Incluso Freud no escapa a este limitado punto de vista del yo. Y lo que se lo
impedía era su propia fórmula trinitaria -la edípica, la neurótica:
papá-mamá-yo. Será preciso que nos preguntemos si el imperialismo analítico del
complejo de Edipo no condujo a Freud a recobrar, y a garantizar con su
autoridad, el fastidioso concepto de autismo aplicado a la esquizofrenia. Pues,
en una palabra, a Freud no le gustan los esquizofrénicos, no le gusta su
resistencia a la edipización, más bien tiene tendencia a tratarlos como tontos:
toman las palabras por cosas, dice, son apáticos, narcisistas, están separados
de lo real, son incapaces de transferencia, se parecen a filósofos, “indeseable
semejanza”. A menudo se ha preguntado sobre la manera de concebir
analíticamente la relación entre las pulsiones y los síntomas, entre el símbolo
y lo simbolizado. ¿Es una relación causal, o de comprensión, o de
expresión? La cuestión se plantea demasiado teóricamente. Pues, de
hecho, desde que nos introducimos en Edipo, desde que se nos mide con Edipo, ya
se ha desarrollado el juego y se ha suprimido la única relación auténtica: la
de producción. El gran descubrimiento del psicoanálisis fue el de la producción
deseante, de las producciones del inconsciente. Sin embargo, con Edipo, este
descubrimiento fue encubierto rápidamente por un nuevo idealismo: el
inconsciente como fábrica fue sustituido por un teatro antiguo; las unidades de
producción del inconsciente fueron sustituidas por la representación; el
inconsciente productivo fue sustituido por un inconsciente que tan sólo podía
expresarse (el mito, la tragedia, el sueño...).

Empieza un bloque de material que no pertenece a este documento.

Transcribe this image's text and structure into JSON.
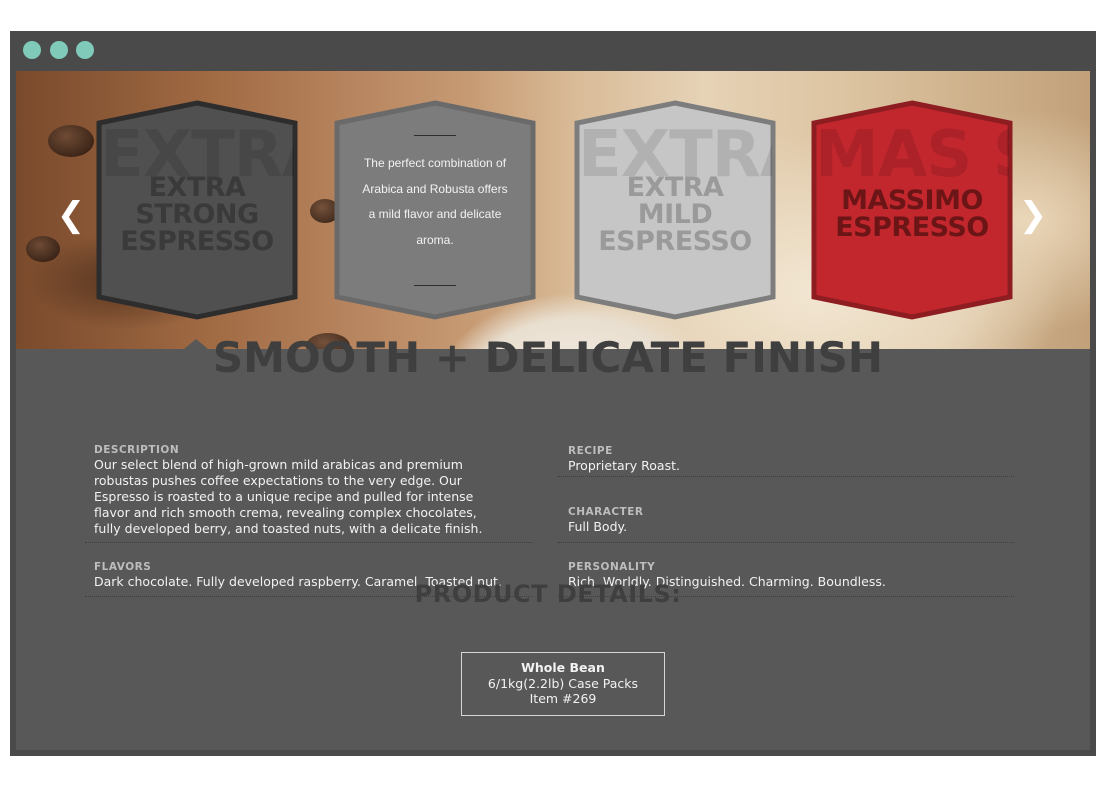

Cada vez que se remite el problema del esquizofrénico al yo, sólo podemos
“probar” una esencia o especificidad supuestas del esquizo, sea con amor y
piedad, sea para escupirla con desagrado. Una vez como yo disocia do, otra como
yo escindido, otra, la más coqueta, como yo que no había cesado de ser, que
estaba allí específicamente, pero en su mundo, y que se deja recobrar por un
psiquiatra maligno, un super-observador comprensivo, en suma, un fenomenólogo.
También ahí recordamos la advertencia de Marx: no adivinamos por el gusto del
trigo quien lo ha cultivado, no adivinamos en el producto el régimen y las
relaciones de producción. El producto aparece específico, inenarrablemente
específico, cuando se le relaciona con formas ideales de causa, comprensión
o expresión; pero no aparece específico si se le relaciona con el proceso
de producción real del que depende. El esquizofrénico aparece tanto más
específico y personificado desde que se detiene el proceso, o desde que se le
convierte en un fin, o desde que se le hace jugar en el vacío hasta el
infinito, de manera que provoque esta “horrible extremidad en la que el alma y
el cuerpo acaban por perecer” (el Autista). El famoso estado terminal de
Kraepelin... Por el contrario, desde que se asigna el proceso material de
producción, la especificidad del producto tiende a desvanecerse, al mismo
tiempo que aparece la posibilidad de otra “realización”. Antes que la afección
del esquizofrénico artificializado, personificado en el autismo, la
esquizofrenia es el proceso de la producción del deseo y de las máquinas
deseantes. Por tanto, la cuestión importante es: ¿cómo pasamos de uno a otro?
¿es inevitable este paso? Sobre este punto, al igual que sobre otros, Jaspers
proporcionó las indicaciones más valiosas, ya que su idealismo era
singularmente atípico. Oponiendo el concepto de proceso a los de reacción o
desarrollo de la personalidad, piensa el proceso como ruptura, intrusión,
alejado de una relación ficticia con el yo para sustituirla por una relación
con lo “demoníaco” en la naturaleza. Tan sólo le faltaba concebir el proceso
como realidad material económica, como proceso de producción en la identidad
Naturaleza = Industria, Naturaleza = Historia.
Gilles Deleuze y Félix Guattari, El Anti-Edipo. Capitalismo y esquizofrenia, Paidós, ed. 1985, pp. 29-32.